Ora, non è che la rete se la passi meglio. Gli ultimi aggiornamenti sui progetti legislativi in materia di informazione e libertà d’espressione hanno il sapore, neanche tanto velato, di censura. I nuovi padroni dell’economia della conoscenza, vale a dire i motori di ricerca e le società che gestiscono l’accesso, sia sulla rete fissa che in mobilità, non sono poi più buoni e più liberi dei padroni di prima. Dall’incontro tra potere politico e libera aggregazione di rete potrebbe nascere una forma di populismo digitale anche più pericolosa di ogni televoto catodico.
L’eretico digitale, conscio dei rischi che corrono tanto il giornalismo quanto la rete, crede che la salvezza possa esserci solo da un incontro virtuoso tra questi due mondi.

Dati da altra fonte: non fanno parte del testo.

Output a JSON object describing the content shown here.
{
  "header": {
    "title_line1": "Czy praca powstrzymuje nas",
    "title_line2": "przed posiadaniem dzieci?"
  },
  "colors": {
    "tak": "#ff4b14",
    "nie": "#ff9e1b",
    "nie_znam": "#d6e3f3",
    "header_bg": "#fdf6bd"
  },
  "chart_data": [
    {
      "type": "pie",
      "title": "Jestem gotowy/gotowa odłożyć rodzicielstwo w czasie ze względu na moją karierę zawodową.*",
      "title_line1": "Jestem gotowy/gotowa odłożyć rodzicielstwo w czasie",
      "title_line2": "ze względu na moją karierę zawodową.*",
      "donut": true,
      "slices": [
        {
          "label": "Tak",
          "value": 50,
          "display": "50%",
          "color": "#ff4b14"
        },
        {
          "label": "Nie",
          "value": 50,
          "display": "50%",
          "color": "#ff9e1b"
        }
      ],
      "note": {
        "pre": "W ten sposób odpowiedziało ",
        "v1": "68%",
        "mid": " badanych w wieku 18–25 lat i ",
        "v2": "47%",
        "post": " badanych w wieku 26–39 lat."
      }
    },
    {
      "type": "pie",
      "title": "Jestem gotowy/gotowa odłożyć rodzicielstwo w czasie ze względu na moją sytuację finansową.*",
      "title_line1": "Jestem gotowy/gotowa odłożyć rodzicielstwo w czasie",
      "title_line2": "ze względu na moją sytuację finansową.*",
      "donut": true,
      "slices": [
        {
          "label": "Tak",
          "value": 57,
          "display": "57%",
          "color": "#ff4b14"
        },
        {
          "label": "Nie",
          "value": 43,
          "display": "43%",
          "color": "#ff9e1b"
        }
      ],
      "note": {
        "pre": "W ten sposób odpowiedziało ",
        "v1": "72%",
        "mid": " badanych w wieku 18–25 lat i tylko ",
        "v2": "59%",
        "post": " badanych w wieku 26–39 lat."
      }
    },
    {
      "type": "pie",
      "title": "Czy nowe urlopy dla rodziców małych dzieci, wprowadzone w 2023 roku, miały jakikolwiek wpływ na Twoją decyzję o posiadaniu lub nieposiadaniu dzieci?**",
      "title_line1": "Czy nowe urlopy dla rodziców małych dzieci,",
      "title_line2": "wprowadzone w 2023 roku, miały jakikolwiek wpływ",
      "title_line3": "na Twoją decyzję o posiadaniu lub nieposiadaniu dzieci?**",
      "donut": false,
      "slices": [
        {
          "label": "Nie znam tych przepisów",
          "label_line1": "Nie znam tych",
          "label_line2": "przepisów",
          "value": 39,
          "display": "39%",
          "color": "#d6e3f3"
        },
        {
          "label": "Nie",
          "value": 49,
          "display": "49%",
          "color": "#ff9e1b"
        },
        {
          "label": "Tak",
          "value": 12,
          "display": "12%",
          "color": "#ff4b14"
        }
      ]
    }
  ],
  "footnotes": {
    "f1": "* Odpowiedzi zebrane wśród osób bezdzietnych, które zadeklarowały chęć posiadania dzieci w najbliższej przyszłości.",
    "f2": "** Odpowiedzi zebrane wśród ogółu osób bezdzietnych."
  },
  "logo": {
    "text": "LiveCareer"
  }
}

Il giornalismo tradizionale deve affrancarsi dai vizi della corporazione e dalla logica dei poteri ed accogliere la rivoluzione digitale, vale a dire tutte le nuove modalità di raccolta, racconto e distribuzione di informazione. La rete dal canto suo deve sposare i principi base e le rigorose regole del mestiere perché i fatti siano raccontati e i cittadini messi in condizione di decidere in modo informato.
Sin qui l’eretico-digitale pensiero. Rivoluzionario per coloro i quali ancora tutte le mattine vanno in edicola a comperare il quotidiano, cristallizzato per coloro i quali cercano o integrano l’informazione nei giornali on-line, nei blog e nei social network. Ai giornalisti (aspiranti e non) e ai lettori il compito di darvi continuità o confutarlo con forza.